Dans un arrêt du 11 janvier 2023, la cour d'appel de Reims estime justifié le licenciement d'un salarié en forfait-jours qui avait utilisé deux demi-journées de travail pour effectuer des déplacements entre son domicile et son lieu de travail après avoir déménagé à plusieurs centaines de kilomètres. Pour les juges, l'autonomie du salarié en forfait-jours ne permet pas de justifier cette violation de son obligation de loyauté.

L'autonomie du salarié en forfait-jours ne lui permet pas de réduire unilatéralement son temps de travail
Pour effectuer les déplacements nécessaires entre son domicile et son lieu de travail, le salarié utilisait deux demi-journées de travail de la semaine. © Getty Images

L’autonomie inhérente au salarié en forfait-jours ne suppose pas une liberté totale dans son organisation du travail. C’est ce qu’affirme la cour d’appel de Reims dans une affaire en date du 11 janvier 2023.

Dans cette affaire, un responsable des travaux est licencié pour faute grave, huit ans après son embauche pour un ensemble de faits que l’employeur considère comme fautifs. Ce dernier lui reproche un manque de loyauté dans l’organisation de son temps de travail, une utilisation abusive de la carte carburant et du badge télépéage et une utilisation personnelle d’un bungalow de chantier. Si les deux derniers motifs, jugés comme recevables par le conseil de prud’hommes sont retoqués par la cour d’appel, tel n’est pas le cas du premier grief.

De longs déplacements domicile-travail sur son temps de travail

L’employeur reprochait au salarié une « réduction unilatérale significative du volume de travail par une dissimulation de son activité réelle, et ce sans avertir sa hiérarchie ». En effet, le salarié avait déménagé et s’était éloigné de son lieu de travail de quelques centaines de kilomètres. Pour effectuer les déplacements nécessaires entre son domicile et son lieu de travail, le salarié utilisait deux demi-journées de travail de la semaine.

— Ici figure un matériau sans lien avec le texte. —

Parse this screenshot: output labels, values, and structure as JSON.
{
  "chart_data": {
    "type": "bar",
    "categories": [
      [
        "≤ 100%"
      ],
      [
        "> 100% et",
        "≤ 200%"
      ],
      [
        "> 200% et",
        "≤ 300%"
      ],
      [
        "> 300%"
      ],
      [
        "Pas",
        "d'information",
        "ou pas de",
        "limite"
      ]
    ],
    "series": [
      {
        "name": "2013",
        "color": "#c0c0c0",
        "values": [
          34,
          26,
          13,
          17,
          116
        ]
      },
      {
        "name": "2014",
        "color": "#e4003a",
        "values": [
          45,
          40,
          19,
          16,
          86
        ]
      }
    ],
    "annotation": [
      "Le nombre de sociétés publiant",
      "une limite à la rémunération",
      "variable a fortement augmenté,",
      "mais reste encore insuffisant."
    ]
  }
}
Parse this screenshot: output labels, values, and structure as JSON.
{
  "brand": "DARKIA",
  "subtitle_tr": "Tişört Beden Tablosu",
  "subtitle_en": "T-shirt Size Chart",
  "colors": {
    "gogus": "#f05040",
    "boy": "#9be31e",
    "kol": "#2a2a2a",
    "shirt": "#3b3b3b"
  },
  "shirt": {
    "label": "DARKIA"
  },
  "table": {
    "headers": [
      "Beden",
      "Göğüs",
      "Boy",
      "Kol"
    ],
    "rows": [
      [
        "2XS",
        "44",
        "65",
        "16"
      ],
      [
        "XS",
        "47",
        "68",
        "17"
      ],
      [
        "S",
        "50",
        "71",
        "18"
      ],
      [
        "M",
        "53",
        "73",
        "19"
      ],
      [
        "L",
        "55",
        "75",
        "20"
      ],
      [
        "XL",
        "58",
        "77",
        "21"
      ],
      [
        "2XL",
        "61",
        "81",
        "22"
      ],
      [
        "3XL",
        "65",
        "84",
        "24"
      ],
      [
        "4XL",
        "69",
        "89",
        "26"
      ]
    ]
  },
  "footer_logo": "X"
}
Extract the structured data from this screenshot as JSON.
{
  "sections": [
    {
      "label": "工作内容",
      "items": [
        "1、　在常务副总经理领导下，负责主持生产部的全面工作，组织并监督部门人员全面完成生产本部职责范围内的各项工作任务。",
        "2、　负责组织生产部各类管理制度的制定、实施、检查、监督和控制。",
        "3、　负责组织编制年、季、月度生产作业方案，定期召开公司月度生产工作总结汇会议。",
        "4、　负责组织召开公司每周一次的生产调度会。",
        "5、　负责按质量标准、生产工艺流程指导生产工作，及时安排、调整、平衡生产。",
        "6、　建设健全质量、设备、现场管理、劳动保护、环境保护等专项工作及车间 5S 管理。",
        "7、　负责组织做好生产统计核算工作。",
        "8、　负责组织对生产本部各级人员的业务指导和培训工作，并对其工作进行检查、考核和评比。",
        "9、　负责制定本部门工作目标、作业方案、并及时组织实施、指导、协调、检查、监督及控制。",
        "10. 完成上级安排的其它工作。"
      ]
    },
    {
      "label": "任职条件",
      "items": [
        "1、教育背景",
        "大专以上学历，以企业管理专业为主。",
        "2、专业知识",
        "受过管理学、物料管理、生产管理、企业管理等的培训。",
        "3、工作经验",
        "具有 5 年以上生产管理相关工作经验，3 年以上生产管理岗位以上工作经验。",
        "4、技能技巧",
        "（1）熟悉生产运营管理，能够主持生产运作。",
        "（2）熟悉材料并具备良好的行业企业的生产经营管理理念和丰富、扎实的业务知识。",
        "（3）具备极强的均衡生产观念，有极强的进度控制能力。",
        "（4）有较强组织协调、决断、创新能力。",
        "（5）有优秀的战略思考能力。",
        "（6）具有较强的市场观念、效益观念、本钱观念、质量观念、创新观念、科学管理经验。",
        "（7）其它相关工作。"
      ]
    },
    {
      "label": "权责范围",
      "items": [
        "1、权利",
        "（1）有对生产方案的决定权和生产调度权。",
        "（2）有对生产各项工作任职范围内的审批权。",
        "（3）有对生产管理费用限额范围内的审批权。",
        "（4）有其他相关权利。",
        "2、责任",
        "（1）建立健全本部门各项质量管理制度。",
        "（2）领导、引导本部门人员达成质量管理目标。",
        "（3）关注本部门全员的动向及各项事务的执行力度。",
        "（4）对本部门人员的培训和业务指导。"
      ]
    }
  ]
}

Si le salarié reconnait qu’il s’est éloigné géographiquement de son lieu de travail à la suite de son déménagement, « ce qui est un choix personnel n’ayant pas impacté son activité », il rétorque à l’employeur que, « tenu par une convention annuelle de forfait en jours, cela lui laissait une liberté dans l’organisation de l’exécution de ses missions sans contrainte sur une plage horaire de présence ». Il mettait en avant le fait qu’il respectait bien sa convention de 218 jours quand bien même il aurait réduit son volume de travail de deux demi-journées.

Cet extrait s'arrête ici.